Los movimientos desencadenados por la pugna en la intención gubernamental por continuar con las políticas neoliberales contravienen a lo esperado por el gobierno ante la sumisión y la desesperanza de los pueblos sojuzgados y olvidados, principalmente los sectores más desfavorecidos, que han visto en la revuelta la oportunidad propicia para demostrar su inconformidad y, al mismo tiempo, un desafío al establishment.
Lo cierto es que Chile y Ecuador son sólo la muestra de que se debe pensar y ejecutar un viraje de timón en un resquicio de oportunidad para solventar y paliar las grandes brechas de desigualdad en una sociedad cansada por lo establecido como la “normalidad” en los avatares de la política, de la economía y lo social.
En México, muchas voces “especializadas” han levantado la voz en un dejo de inconformidad y de oportunismo, a costa de quienes vieron truncada su existencia, y apelan a un derramamiento de sangre, cual dioses aztecas enojados, que claman por los sacrificios de culpables e inocentes.
Y ahora, el presidente de la República, enfrenta el reclamo del establishment, frente a un problema que es evidente desde hace muchas décadas: que simplemente existe una connivencia, un pacto, una complicidad, entre delincuencia y gobierno.
Que a nadie asuste o moleste lo anterior.
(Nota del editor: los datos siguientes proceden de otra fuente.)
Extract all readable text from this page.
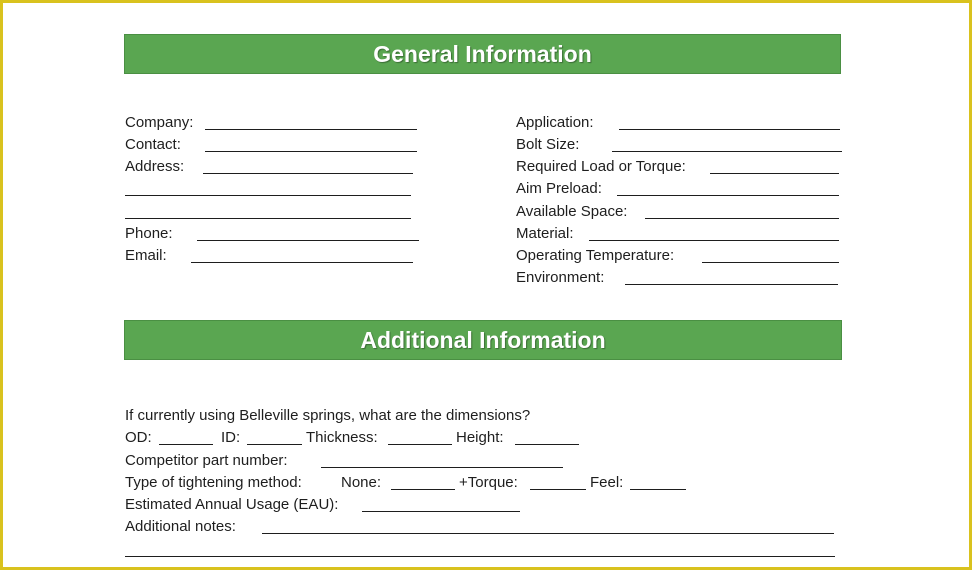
General Information
Company:
Contact:
Address:
Phone:
Email:
Application:
Bolt Size:
Required Load or Torque:
Aim Preload:
Available Space:
Material:
Operating Temperature:
Environment:
Additional Information
If currently using Belleville springs, what are the dimensions?
OD:	ID:	Thickness:	Height:
Competitor part number:
Type of tightening method:	None:	+Torque:	Feel:
Estimated Annual Usage (EAU):
Additional notes:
Hasta existe una sectorización industrializada del delito, tal como lo denuncia la película “Todo el poder” o el primer capítulo de la serie Rotten, producida por Netflix, denuncia cruda y dura de que todo se sabe, pero que dejamos de ver para no salir lastimados.
Cerramos los ojos, no por miedo ni por conveniencia, volvemos la vista hacia otro lado porque muy en el fondo existe la creencia de que nada ni nadie puede cambiar lo que persiste, la cultura de la muerte, de la corrupción y del sometimiento.
Y más, cuando el combate a la corrupción, el de barrer las escaleras de arriba hacia abajo, sólo ha quedado en el discurso de un hombre que, –al parecer–, se ha quedado solo, porque las únicas voces que se escuchan son las de aquellos que le han apostado al fracaso de su política, incapaces de comprender de que el único camino que hará posible el cambio, es el del compromiso y el de asumir el papel histórico que nos corresponde.
O hacemos lo anterior o continuaremos respirando el aroma a narcóticos que permean el ambiente, toxicómanos sociales, embrutecidos y permeados, de algún modo, por la ola de corrupción que todo lo carcome, lo transforma y lo somete.
La fuerza del Estado, no radica en el gobierno y sus instituciones malheridas, malqueridas y corruptibles, ni en la extensión de su territorio ni en lo letal de su artillería, sino en las acciones concretas y del compromiso de sus ciudadanos que se exigen a sí mismo, y a los más cercanos, a crear y pugnar por una cultura de la paz.
En caso contrario, tal como lo dispuso el Pobre de Nazareth: “[…] y el que no tenga una espada, venda su manto y que se compre una” [Lc 22, 36].
Gansteriles: muy mal se vieron los alcaldes rojos y azules en su exigencia legítima de solicitar un incremento al presupuesto, con maniobras ilegítimas y oportunistas para aprovechar la inconformidad del respetable para exacerbar más el caldo primitivo de la corrupción.